Mazedonien: ROG besorgt über Schließung von Medien
Archivmeldung vom 19.08.2011
Bitte beachten Sie, dass die Meldung den Stand der Dinge zum Zeitpunkt ihrer Veröffentlichung am 19.08.2011 wiedergibt. Eventuelle in der Zwischenzeit veränderte Sachverhalte bleiben daher unberücksichtigt.

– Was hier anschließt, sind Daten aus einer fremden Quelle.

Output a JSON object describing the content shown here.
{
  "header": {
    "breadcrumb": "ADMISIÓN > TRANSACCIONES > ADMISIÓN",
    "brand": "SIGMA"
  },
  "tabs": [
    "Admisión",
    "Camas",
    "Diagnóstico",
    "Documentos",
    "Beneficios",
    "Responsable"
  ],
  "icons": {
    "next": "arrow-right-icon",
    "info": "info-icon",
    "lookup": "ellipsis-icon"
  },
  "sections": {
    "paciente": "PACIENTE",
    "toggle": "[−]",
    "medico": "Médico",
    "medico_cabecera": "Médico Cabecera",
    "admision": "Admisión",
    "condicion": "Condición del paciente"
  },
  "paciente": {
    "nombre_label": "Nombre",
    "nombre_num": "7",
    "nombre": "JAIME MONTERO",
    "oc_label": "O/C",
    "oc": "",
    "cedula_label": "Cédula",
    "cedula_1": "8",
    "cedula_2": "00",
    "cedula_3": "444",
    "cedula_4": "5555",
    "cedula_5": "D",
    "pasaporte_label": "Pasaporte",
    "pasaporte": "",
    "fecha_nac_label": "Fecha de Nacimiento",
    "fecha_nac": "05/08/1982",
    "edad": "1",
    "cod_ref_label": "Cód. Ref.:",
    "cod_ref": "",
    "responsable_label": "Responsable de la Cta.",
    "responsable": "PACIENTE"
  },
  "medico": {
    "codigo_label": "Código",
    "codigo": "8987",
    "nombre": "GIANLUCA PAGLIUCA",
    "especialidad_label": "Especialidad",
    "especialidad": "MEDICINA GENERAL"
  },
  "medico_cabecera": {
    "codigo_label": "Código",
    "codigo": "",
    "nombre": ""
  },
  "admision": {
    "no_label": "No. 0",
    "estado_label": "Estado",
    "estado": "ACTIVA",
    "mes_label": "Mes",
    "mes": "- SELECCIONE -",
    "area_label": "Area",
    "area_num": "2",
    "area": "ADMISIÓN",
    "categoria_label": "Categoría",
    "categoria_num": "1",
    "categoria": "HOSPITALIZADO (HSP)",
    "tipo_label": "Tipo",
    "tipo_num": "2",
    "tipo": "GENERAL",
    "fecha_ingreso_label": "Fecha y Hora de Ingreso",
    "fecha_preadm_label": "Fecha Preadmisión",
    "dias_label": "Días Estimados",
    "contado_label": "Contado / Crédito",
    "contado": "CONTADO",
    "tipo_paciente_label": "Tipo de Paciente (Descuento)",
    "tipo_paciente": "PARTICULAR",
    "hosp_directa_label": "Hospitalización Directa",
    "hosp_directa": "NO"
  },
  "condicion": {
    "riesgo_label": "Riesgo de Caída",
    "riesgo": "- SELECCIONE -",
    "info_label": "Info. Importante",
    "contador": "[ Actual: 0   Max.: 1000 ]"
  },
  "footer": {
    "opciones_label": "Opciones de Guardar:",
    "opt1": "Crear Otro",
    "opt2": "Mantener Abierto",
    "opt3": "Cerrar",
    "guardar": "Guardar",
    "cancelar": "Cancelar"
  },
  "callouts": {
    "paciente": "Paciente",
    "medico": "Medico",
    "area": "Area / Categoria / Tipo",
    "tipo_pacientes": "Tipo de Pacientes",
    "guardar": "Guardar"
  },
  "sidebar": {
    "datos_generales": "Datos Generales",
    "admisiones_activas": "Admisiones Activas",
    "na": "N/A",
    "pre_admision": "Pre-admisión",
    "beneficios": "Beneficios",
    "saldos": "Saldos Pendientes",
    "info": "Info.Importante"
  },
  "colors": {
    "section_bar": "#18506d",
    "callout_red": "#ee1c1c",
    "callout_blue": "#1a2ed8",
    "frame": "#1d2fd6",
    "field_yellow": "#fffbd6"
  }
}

Freigeschaltet durch Thorsten SchmittReporter ohne Grenzen (ROG) beobachtet eine kontinuierliche Verschlechterung der Situation der Medienfreiheit in Mazedonien seit Beginn des Jahres. Nach Ansicht von ROG beeinträchtigt unter anderem die Schließung von vier landesweit einflussreichen privaten, regierungskritischen Medien die Pressevielfalt in dem südosteuropäischen Land. Drei Zeitungen des Medienunternehmens "Plus Produkcija" mussten nach Steuerforderungen den Betrieb einstellen. Dem Fernsehsender "A1" desselben Unternehmens wurde wegen Steuerschulden die Lizenz entzogen.
Aus Sicht von ROG hat die Regierung den Konkurs der Medien bewusst in Kauf genommen. Der Entzug der Sendeerlaubnis sei darüber hinaus ein eindeutiger Rechtsverstoß. ROG sieht daneben Anzeichen für Versuche der mazedonischen Regierung, ihre Kontrolle über Institutionen zur Regulierung der Medien auszuweiten.
Am 3. Juli 2011 mussten die drei überregionalen Zeitungen "Vreme", "Spic" und "Koha E Re" schließen, nachdem das Finanzministerium die Konten der Blätter innerhalb eines Jahres zum zweiten Mal eingefroren hatte. Hintergrund sind Forderungen nach Steuern und Sozialversicherungsbeiträgen in Millionenhöhe. Gegen den Besitzer des Medienunternehmens, Velija Ramkovski, wird wegen des Verdachts auf Steuerbetrug, Geldwäsche und organisiertes Verbrechen ermittelt.
Dem Fernsehsender "A1" desselben Unternehmens wurde aufgrund ausstehender Schulden am 31. Juli die Sendelizenz entzogen. Die vier Medien wurden angewiesen, ihre Schulden bis zum 8. August zu begleichen. Ihr vorheriger Einspruch beim Verwaltungsgericht gegen die Zahlungsforderungen blieb dabei unbeachtet.
Nach Einschätzung von ROG sind die Steuerschulden des Unternehmens für die Regierung eine willkommene Chance, einige der wenigen regierungskritischen Medien zum Schweigen zu bringen. "Es ist eindeutig legitim, Geldwäsche und Steuerbetrug zu bekämpfen. Dennoch sind wir über die Entscheidung beunruhigt, gegen dieselbe Mediengruppe zum zweiten Mal Steuerfahndungen einzuleiten, ohne den Ausgang des Berufungsverfahrens abzuwarten", so ROG. Alternativ hätte die Regierung eine gestaffelte Schuldenbegleichung aushandeln können, um das Überleben der Medien sicherzustellen. ROG kritisiert zudem den Entzug der Lizenz des TV-Senders "A1" ohne die notwendige Zustimmung des Rundfunkrates.
Besondere Brisanz erlangen die Vorfälle vor dem Hintergrund des regierungskritischen Kurses des Unternehmens "Plus Produkcija". Velija Ramkovski war zwischen 2006 und 2008 zunächst bedingungsloser Unterstützer und Partner der Regierung unter Premierminister Nikola Gruevski. Ab 2009 distanzierte der Medienmogul sich jedoch von dieser Haltung.
Kritisch sieht ROG darüber hinaus die Reform des Rundfunkrates ohne Einbindung von Medien- und zivilgesellschaftlichen Organisationen. Mit der Erweiterung des Rates von neun auf fünfzehn Mitglieder verfolgt die Regierung nach Meinung von ROG das Ziel, ihre Kontrolle über das Organ auszudehnen. So werden die sechs neuen Mitglieder vom Präsidenten, der Antikorruptionskommission und der Agentur für elektronische Kommunikation ernannt - alle Institutionen werden von Mitgliedern der Regierungspartei VMRO-DPMNE dominiert.
In einem Dringlichkeitsverfahren legte die Regierung dem Parlament die Änderungsvorschläge zur Abstimmung vor. Das Parlement stimmte der Reform des Rates am 18. Juli zu. ROG hält die Eile bei der Umsetzung solch weitgreifender Änderungen für übertrieben und ungerechtfertigt.